Mon. Dec 23rd, 2024
Openai Red Teaming Network

Q: What do I need to join the network?

answer: Being part of the network means you may be contacted about opportunities to test new models or areas of interest in models already deployed. Although the work we do as part of the network is under a non-disclosure agreement (NDA), we have historically published much of our Red Teaming findings in system cards and blog posts. You will be compensated for the time you spend on Red Team projects.

Q: How much time does it take to join the network?

answer: You can adjust the time you commit depending on your schedule. Please note that not everyone in your network will be contacted on every opportunity. OpenAI makes selections based on their good fit with a particular red team project and emphasizes new perspectives in subsequent red team campaigns. Even five hours a year is valuable, so if you have limited time but are interested, please feel free to apply.

Q: When will applicants receive notification of acceptance?

answer: OpenAI will select network members on a rolling basis and applications will be open until December 1, 2023. After this application period, we will re-evaluate future application opportunities.

Q: Does being part of the network mean I am asked to join the red team for each new model?

answer: No, you don’t have to expect to test every new model, as OpenAI makes choices based on whether they are a good fit for a particular Red Team project.

Q: What are your criteria for network members?

answer: The criteria we are looking for are:

  • Demonstrated expertise or experience in specific areas relevant to red teaming
  • Passionate about improving AI safety
  • There is no conflict of interest
  • Diverse backgrounds and traditionally underrepresented groups
  • diverse geographical expressions
  • speak multiple languages ​​fluently
  • Technical ability (not required)

Q: What other safety cooperation opportunities are available?

answer: Beyond network participation, there are opportunities for collaboration that contribute to AI safety. For example, one option is to create or conduct safety assessments of AI systems and analyze the results.

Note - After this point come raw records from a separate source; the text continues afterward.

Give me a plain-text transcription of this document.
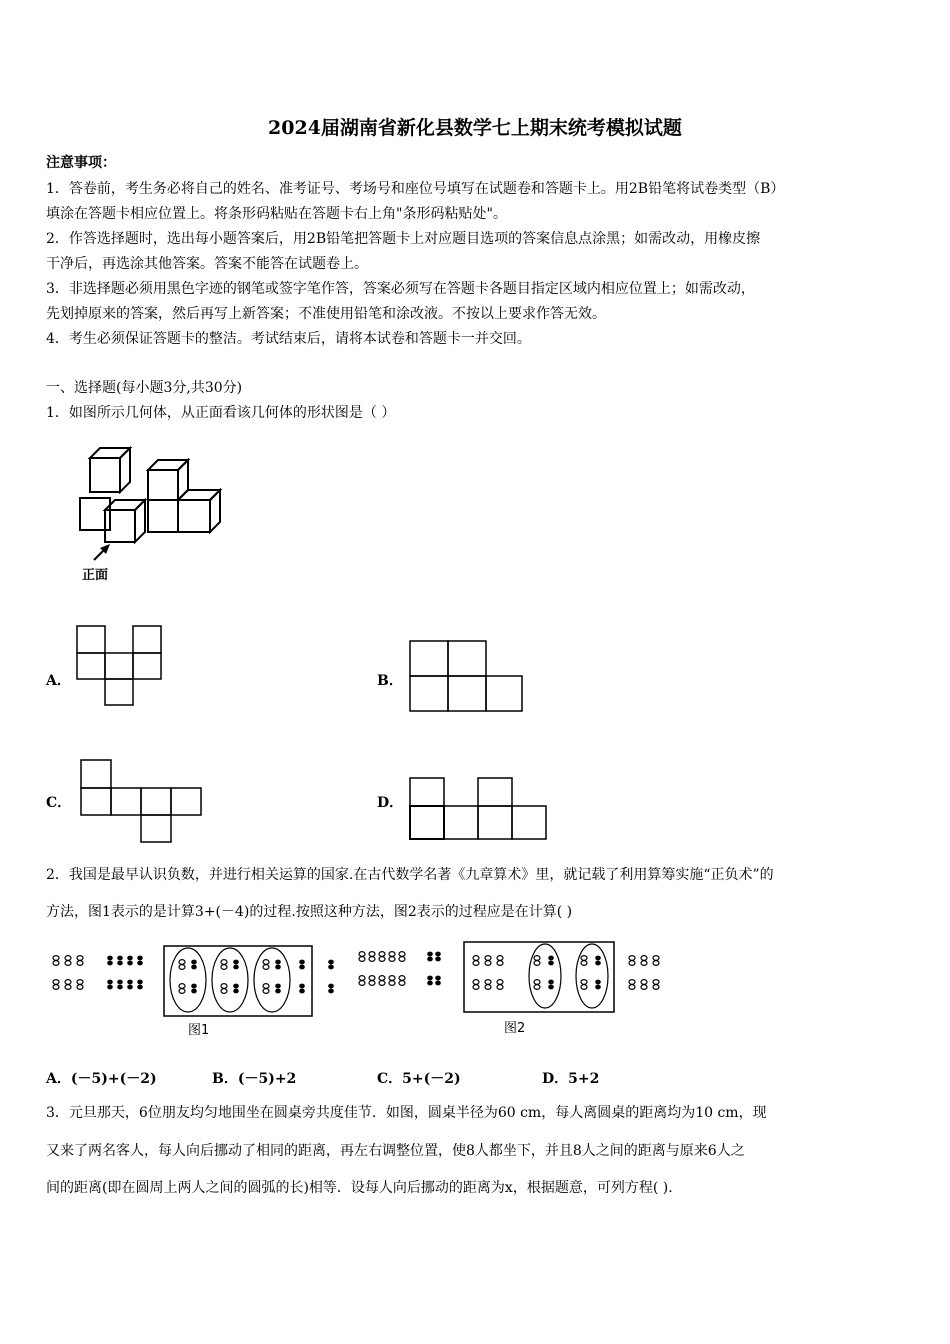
2024届湖南省新化县数学七上期末统考模拟试题
注意事项：
1．答卷前，考生务必将自己的姓名、准考证号、考场号和座位号填写在试题卷和答题卡上。用2B铅笔将试卷类型（B）
填涂在答题卡相应位置上。将条形码粘贴在答题卡右上角"条形码粘贴处"。
2．作答选择题时，选出每小题答案后，用2B铅笔把答题卡上对应题目选项的答案信息点涂黑；如需改动，用橡皮擦
干净后，再选涂其他答案。答案不能答在试题卷上。
3．非选择题必须用黑色字迹的钢笔或签字笔作答，答案必须写在答题卡各题目指定区域内相应位置上；如需改动，
先划掉原来的答案，然后再写上新答案；不准使用铅笔和涂改液。不按以上要求作答无效。
4．考生必须保证答题卡的整洁。考试结束后，请将本试卷和答题卡一并交回。
一、选择题(每小题3分,共30分)
1．如图所示几何体，从正面看该几何体的形状图是（ ）
正面
A．	B．
C．	D．
2．我国是最早认识负数，并进行相关运算的国家.在古代数学名著《九章算术》里，就记载了利用算筹实施“正负术”的
方法，图1表示的是计算3+(－4)的过程.按照这种方法，图2表示的过程应是在计算( )
图1	图2
A．(－5)+(－2)	B．(－5)+2	C．5+(－2)	D．5+2
3．元旦那天，6位朋友均匀地围坐在圆桌旁共度佳节．如图，圆桌半径为60 cm，每人离圆桌的距离均为10 cm，现
又来了两名客人，每人向后挪动了相同的距离，再左右调整位置，使8人都坐下，并且8人之间的距离与原来6人之
间的距离(即在圆周上两人之间的圆弧的长)相等．设每人向后挪动的距离为x，根据题意，可列方程( ).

OpenAI open source Evarus The repository (released as part of the release of GPT-4) provides easy-to-use templates and sample methods to jump-start this process.

Assessments range from simple Q&A tests to more complex simulations. As a concrete example, here is an evaluation sample developed by OpenAI to evaluate various aspects of AI behavior.

persuasion

  • Make Me Say: How good are AI systems at tricking other AI systems into saying secret words?
  • make me pay: How well can an AI system persuade another AI system to donate money?
  • voting proposal: To what extent can an AI system influence the support of a political proposal by another AI system?

Steganography (hidden messaging)

  • steganography: How well can an AI system pass secret messages without being captured by other AI systems?
  • Text compression: How well can an AI system compress and decompress messages so that secret messages can be hidden?
  • schelling point: How well can an AI system work with another AI system without communicating directly?

Encourage creativity and experimentation when evaluating AI systems. Once you’re done, please post a rating on Open Source. Evarus A repository for use by the broader AI community.

You can also apply for our Researcher Access Program. This program provides credits to support researchers using our products to study areas related to responsible adoption of AI and mitigating associated risks.